Séance d’échanges gouvernement-gestionnaires de parcs au Palais de la Marina hier:Les quatre vérités de Yayi aux acteurs
Face à la grogne persistante consécutive à la mise en œuvre des réformes du PVI dans le secteur des véhicules d’occasion, le chef de l’Etat a tenu dans la soirée d’hier, une importante séance de travail avec certains acteurs du monde portuaire, en occurrence les gestionnaires de parcs de vente de véhicules d’occasion.
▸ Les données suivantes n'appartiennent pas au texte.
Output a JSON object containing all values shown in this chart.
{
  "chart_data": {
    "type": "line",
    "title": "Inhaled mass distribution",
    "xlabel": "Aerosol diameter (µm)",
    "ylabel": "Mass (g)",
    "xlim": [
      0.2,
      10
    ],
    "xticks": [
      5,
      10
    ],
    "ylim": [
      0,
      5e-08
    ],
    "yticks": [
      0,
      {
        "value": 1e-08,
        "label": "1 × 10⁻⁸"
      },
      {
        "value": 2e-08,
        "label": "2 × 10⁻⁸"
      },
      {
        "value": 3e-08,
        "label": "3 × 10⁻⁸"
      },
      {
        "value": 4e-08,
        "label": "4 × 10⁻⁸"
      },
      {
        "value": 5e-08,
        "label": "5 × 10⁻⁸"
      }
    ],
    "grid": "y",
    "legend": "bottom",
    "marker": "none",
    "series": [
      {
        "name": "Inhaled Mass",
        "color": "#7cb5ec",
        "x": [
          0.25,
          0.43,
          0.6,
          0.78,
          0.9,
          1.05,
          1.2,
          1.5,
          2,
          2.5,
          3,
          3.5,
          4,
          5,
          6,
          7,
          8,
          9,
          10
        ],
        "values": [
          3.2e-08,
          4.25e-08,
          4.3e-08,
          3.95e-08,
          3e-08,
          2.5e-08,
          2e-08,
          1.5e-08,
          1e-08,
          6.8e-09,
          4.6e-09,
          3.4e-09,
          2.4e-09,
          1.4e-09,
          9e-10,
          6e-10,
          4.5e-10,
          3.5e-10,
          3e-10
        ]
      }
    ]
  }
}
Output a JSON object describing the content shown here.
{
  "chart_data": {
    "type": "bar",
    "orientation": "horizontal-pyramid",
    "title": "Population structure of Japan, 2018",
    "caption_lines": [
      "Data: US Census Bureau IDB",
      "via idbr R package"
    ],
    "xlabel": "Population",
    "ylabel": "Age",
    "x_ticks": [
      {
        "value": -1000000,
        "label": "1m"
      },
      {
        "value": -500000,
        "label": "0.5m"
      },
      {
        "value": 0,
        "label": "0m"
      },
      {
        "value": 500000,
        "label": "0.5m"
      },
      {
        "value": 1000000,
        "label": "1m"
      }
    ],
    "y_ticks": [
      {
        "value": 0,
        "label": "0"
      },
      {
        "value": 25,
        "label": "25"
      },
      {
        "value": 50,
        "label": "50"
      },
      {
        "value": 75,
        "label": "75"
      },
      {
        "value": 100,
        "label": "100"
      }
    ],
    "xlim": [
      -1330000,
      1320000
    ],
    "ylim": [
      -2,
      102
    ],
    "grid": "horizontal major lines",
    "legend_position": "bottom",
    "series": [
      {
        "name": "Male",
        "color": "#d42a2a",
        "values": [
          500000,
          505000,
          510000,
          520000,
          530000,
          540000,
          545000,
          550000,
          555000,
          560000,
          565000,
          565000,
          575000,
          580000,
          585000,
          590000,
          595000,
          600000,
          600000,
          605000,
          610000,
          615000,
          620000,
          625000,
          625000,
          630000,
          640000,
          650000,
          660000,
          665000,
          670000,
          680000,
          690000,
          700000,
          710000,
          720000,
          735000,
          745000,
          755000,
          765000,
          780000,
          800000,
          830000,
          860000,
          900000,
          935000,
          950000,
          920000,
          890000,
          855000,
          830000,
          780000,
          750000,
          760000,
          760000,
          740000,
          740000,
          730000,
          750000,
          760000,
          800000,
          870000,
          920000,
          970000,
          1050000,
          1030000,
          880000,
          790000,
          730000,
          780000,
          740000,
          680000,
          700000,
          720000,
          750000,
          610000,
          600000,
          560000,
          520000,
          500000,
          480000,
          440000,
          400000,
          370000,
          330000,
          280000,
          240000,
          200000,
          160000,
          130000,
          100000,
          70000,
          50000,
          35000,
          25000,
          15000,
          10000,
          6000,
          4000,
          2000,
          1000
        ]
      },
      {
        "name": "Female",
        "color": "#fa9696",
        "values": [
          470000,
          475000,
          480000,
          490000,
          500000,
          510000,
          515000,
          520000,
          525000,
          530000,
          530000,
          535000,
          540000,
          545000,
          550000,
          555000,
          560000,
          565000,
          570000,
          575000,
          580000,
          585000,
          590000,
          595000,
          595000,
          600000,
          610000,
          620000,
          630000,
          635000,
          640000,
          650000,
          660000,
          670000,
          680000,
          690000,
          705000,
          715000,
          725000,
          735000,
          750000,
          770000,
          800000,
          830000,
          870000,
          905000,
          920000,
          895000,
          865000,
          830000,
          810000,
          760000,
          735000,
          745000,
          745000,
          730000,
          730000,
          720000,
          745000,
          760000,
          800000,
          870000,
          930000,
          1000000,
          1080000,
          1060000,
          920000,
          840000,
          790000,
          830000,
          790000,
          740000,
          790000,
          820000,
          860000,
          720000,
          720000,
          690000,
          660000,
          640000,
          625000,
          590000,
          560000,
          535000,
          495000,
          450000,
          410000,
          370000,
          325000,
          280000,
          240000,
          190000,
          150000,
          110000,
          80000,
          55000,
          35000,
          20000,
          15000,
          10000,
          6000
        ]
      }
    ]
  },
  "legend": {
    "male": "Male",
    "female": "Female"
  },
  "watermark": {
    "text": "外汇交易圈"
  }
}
A l’occasion, le Docteur Boni Yayi a tenu un langage de vérité à ses hôtes en soulignant l’irréversibilité de la mise en œuvre des réformes du Programme de Vérification des Importations (PVI) de Nouvelle Génération. Pour Yayi, le Bénin ne peut plus faire marche arrière dans le contexte de crise généralisée actuel.
Par Lorys S.C HOUNON
La rencontre de vérité entre le chef de l’Etat et les gestionnaires de parcs qui boudent l’application des réformes dans le secteur de la vente des véhicules d’occasion s’est tenue en fin de journée d’hier. Visiblement exaspéré par les ‘’ jérémiades ‘’ des acteurs de la filière, Boni Yayi leur a prêté une oreille attentive. A l’entame de la séance, l’autorité a planté le décor en rappelant à ses hôtes que la situation est d’autant plus préoccupante que les réformes audacieuses s’imposent dans tous les secteurs, notamment ceux portuaires, pour sauver la ‘’mère patrie’’. ‘’ Le moment est venu, (…) de lancer ces réformes. Et nous avons identifié des pôles de croissance qui doivent permettre de multiplier par trois ou par quatre le rythme de croissance. Il est indispensable pour notre chère nation de passer à ces réformes’’ dira-t-il pour souligner le caractère indispensable des nouvelles réformes mises en œuvre depuis peu. Dans un langage franc et sincère, le chef de l’Etat a expliqué toute la détermination de son gouvernement à mener les réformes en vue de changer le quotidien des béninois. Pendant plus d’une quarantaine de minutes, il s’est appliqué à leur expliquer dans les moindres détails, le bien fondé du PVI avant de leur donner la parole pour recueillir leurs préoccupations. Pour Yayi, il est clair comme l’eau de roche que les réformes sont indispensables et que les acteurs portuaires y gagneraient beaucoup à les accompagner.
Les gestionnaires
se plaignent à Yayi
Saisissant l’occasion en or à eux offerte, les gestionnaires des parcs présents à la séance d’hier ne se sont pas fait prier pour dérouler leur chapelet de plaintes. Par la voix de deux des leurs qui représentent le groupe, les gestionnaires de parcs fustigent leur non implication dans l’élaboration et la mise en œuvre des réformes qui sont quand même de nature à changer positivement leur quotidien. Ils dénoncent le manque de dialogue, et soulignent les conséquences sociales de l’application de ces réformes, notamment le décret 53. Sur ce point d’achoppement, ils ne veulent aucunement entendre parler de la mise en application des articles 3 et 4 de ce décret qui leur font, selon leurs dires, obligation de délocaliser leur caisse chez une entreprise privée. En tout état de cause, ils exhortent le gouvernement à une mise en œuvre progressive des réformes.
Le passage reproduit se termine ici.